In very low risk populations.
*To test this, create a table with disease + and - against test + and - and use a specificity and sensitivity of 99%.
How does prevalence affect the positive predictive value and the negative predictive value?
- At low prevalences, the negative predictive value is high and the positive predictive value is low.
- At high prevalences, the positive predictive value is high and the negative predictive value is low.
- Where the prevalence is 50%, both values are high.
What is the national screening committee (NSC)?
A group that advises the NHS in the 4 UK countries about population screening.
List 4 examples of NSC-approved screening programmes in the UK.
Antenatal and newborn:
1 - Fetal anomaly screening programme (FASP).
2 - Infectious diseases in pregnancy screening programme (IDPS).
Young person and adult:
1 - Abdominal aortic aneurysm programme (AAA).
2 - Bowel cancer screening programme (BCSP).
List 2 examples of non-NSC-approved screening programmes in England.
1 - Prostate cancer risk management.
2 - National chlamydia screening programme.
List 3 things that are needed to make the screening process possible.
1 - A disease with a pre-clinical detectable period (time between onset of disease and first symptoms).
2 - A test that can be applied.
3 - Treatment that will alter the outcome of the disease.
List the 4 criteria that are assessed by the NSC when appraising the viability and effectiveness of a screening programme.
1 - The condition.
2 - The test.
3 - The intervention
4 - Implementation.
List the biases that arise when comparing outcomes in patients identified by screening to those identified clinically.
1 - Volunteer bias.
2 - Lead time bias.
3 - Length bias.
Define volunteer bias.
The bias that arises from the difference in health between populations that choose to attend screening and populations that do not.
Define lead time bias.
- The bias that arises from the difference in time by which a diagnosis occurs because of screening as opposed to being diagnosed in a usual clinical setting.
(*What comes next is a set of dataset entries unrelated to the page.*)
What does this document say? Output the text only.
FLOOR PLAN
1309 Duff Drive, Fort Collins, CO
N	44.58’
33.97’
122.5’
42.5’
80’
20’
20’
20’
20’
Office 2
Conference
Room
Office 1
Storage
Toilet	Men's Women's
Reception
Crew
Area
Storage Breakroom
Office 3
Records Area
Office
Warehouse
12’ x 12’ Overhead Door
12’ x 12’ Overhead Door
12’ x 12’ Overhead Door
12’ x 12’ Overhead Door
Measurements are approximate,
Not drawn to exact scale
- E.g. screening can have an impact on the amount of time between diagnosis and death, but no impact on when death actually occurs.
Define length time bias.
The bias that arises from the increased probability of screening to detect individuals with a long pre-detectable period.
Define pre-clinical detectable period.
The time between onset of disease and first symptoms.
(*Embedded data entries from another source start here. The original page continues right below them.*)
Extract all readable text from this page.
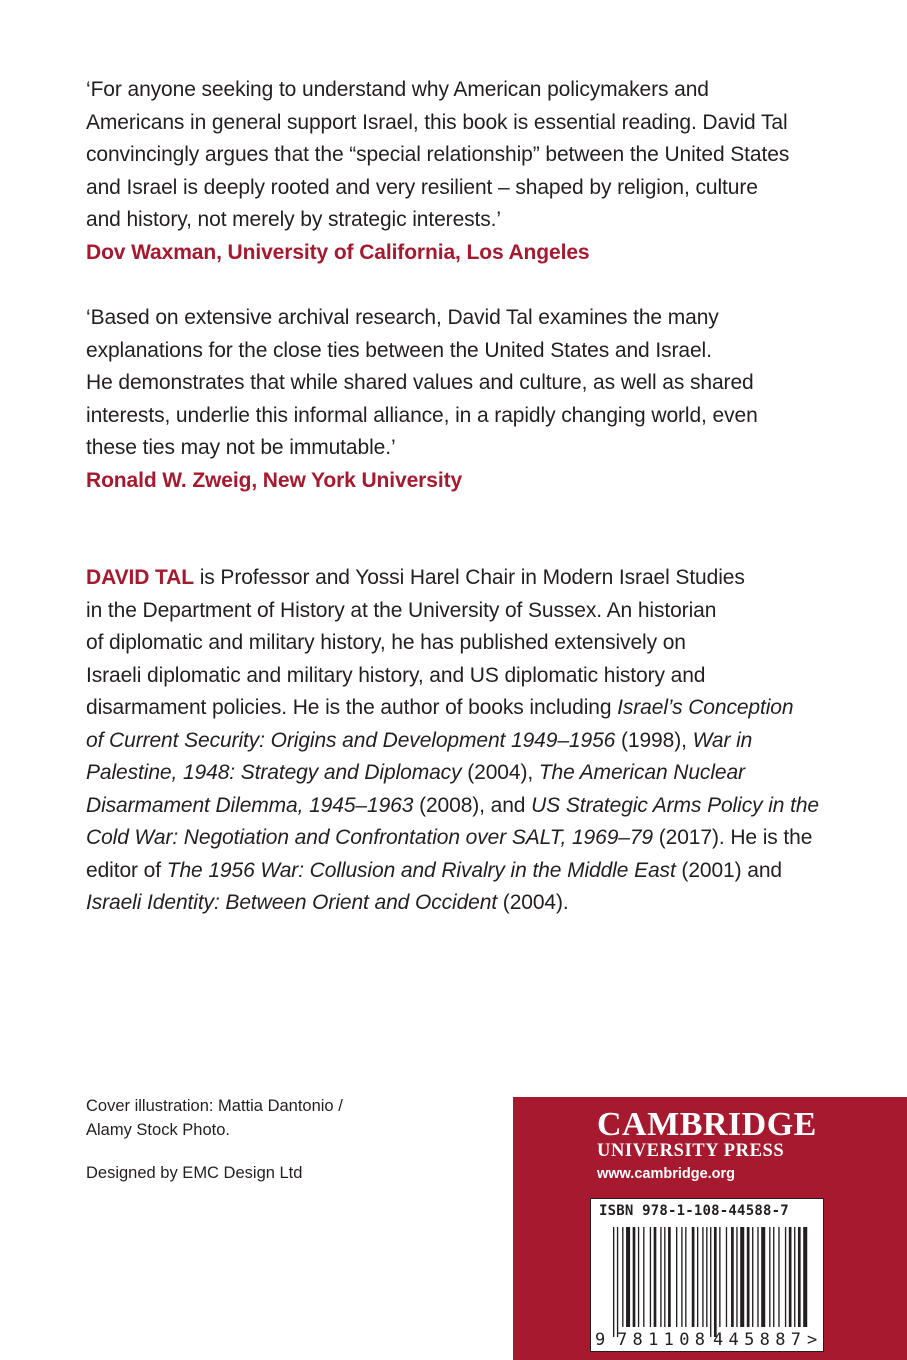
‘For anyone seeking to understand why American policymakers and

Americans in general support Israel, this book is essential reading. David Tal

convincingly argues that the “special relationship” between the United States

and Israel is deeply rooted and very resilient – shaped by religion, culture

and history, not merely by strategic interests.’

Dov Waxman, University of California, Los Angeles

‘Based on extensive archival research, David Tal examines the many

explanations for the close ties between the United States and Israel.

He demonstrates that while shared values and culture, as well as shared

interests, underlie this informal alliance, in a rapidly changing world, even

these ties may not be immutable.’

Ronald W. Zweig, New York University

DAVID TAL is Professor and Yossi Harel Chair in Modern Israel Studies

in the Department of History at the University of Sussex. An historian

of diplomatic and military history, he has published extensively on

Israeli diplomatic and military history, and US diplomatic history and

disarmament policies. He is the author of books including Israel’s Conception

of Current Security: Origins and Development 1949–1956 (1998), War in

Palestine, 1948: Strategy and Diplomacy (2004), The American Nuclear

Disarmament Dilemma, 1945–1963 (2008), and US Strategic Arms Policy in the

Cold War: Negotiation and Confrontation over SALT, 1969–79 (2017). He is the

editor of The 1956 War: Collusion and Rivalry in the Middle East (2001) and

Israeli Identity: Between Orient and Occident (2004).

Cover illustration: Mattia Dantonio /
Alamy Stock Photo.
Designed by EMC Design Ltd
CAMBRIDGE
UNIVERSITY PRESS
www.cambridge.org
ISBN 978-1-108-44588-7
9 781108 445887 >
Describe the case of mammography screening in 40-49 year olds in the USA in 1996.
- The national institute of health concluded that there was insufficient data to warrant screening.
- There was a national response saying that the report was fraudulent.
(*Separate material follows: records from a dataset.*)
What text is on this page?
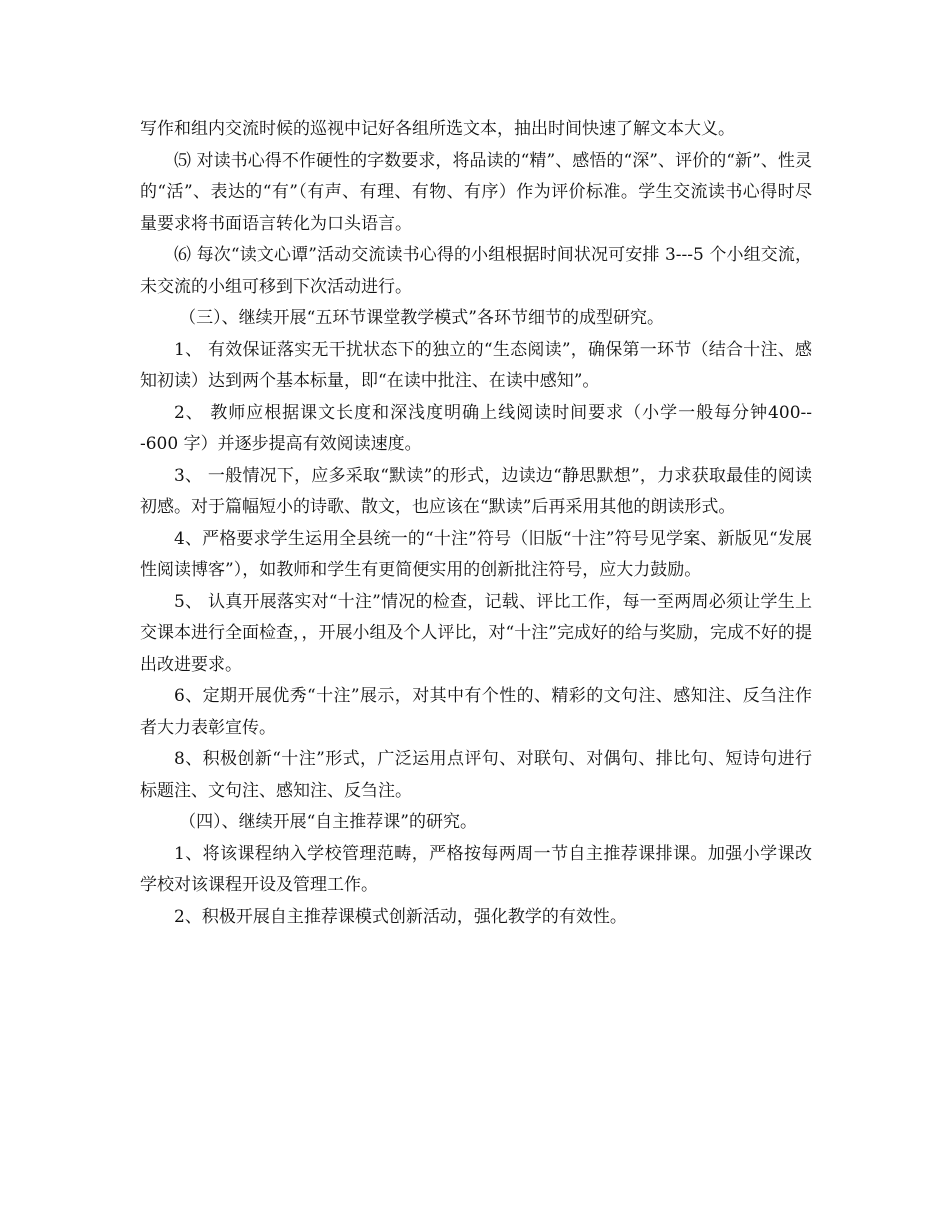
写作和组内交流时候的巡视中记好各组所选文本，抽出时间快速了解文本大义。

⑸ 对读书心得不作硬性的字数要求，将品读的“精”、感悟的“深”、评价的“新”、性灵的“活”、表达的“有”（有声、有理、有物、有序）作为评价标准。学生交流读书心得时尽量要求将书面语言转化为口头语言。

⑹ 每次“读文心谭”活动交流读书心得的小组根据时间状况可安排 3---5 个小组交流，未交流的小组可移到下次活动进行。

（三）、继续开展“五环节课堂教学模式”各环节细节的成型研究。

1、 有效保证落实无干扰状态下的独立的“生态阅读”，确保第一环节（结合十注、感知初读）达到两个基本标量，即“在读中批注、在读中感知”。

2、 教师应根据课文长度和深浅度明确上线阅读时间要求（小学一般每分钟400---600 字）并逐步提高有效阅读速度。

3、 一般情况下，应多采取“默读”的形式，边读边“静思默想”，力求获取最佳的阅读初感。对于篇幅短小的诗歌、散文，也应该在“默读”后再采用其他的朗读形式。

4、严格要求学生运用全县统一的“十注”符号（旧版“十注”符号见学案、新版见“发展性阅读博客”），如教师和学生有更简便实用的创新批注符号，应大力鼓励。

5、 认真开展落实对“十注”情况的检查，记载、评比工作，每一至两周必须让学生上交课本进行全面检查，，开展小组及个人评比，对“十注”完成好的给与奖励，完成不好的提出改进要求。

6、定期开展优秀“十注”展示，对其中有个性的、精彩的文句注、感知注、反刍注作者大力表彰宣传。

8、积极创新“十注”形式，广泛运用点评句、对联句、对偶句、排比句、短诗句进行标题注、文句注、感知注、反刍注。

（四）、继续开展“自主推荐课”的研究。

1、将该课程纳入学校管理范畴，严格按每两周一节自主推荐课排课。加强小学课改学校对该课程开设及管理工作。

2、积极开展自主推荐课模式创新活动，强化教学的有效性。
- The head of the NIH asked the committee to reconsider, and a revised recommendation was made in favour of screening every 1-2 years.
Describe the case of the 2001 BMJ article ‘European women’s group calls for HPV testing’.
- The article stated that many high profile women were pressing for HPV screening, and that the evidence for HPV screening was overwhelming.
- In reality, the evidence suggested no benefits, and that there was possibly more harm from over-detection, costs and stigma.
- An investigation found that none of the celebrities were involved, and that the campaign was run by a PR firm working for the manufacturers of the HPV test.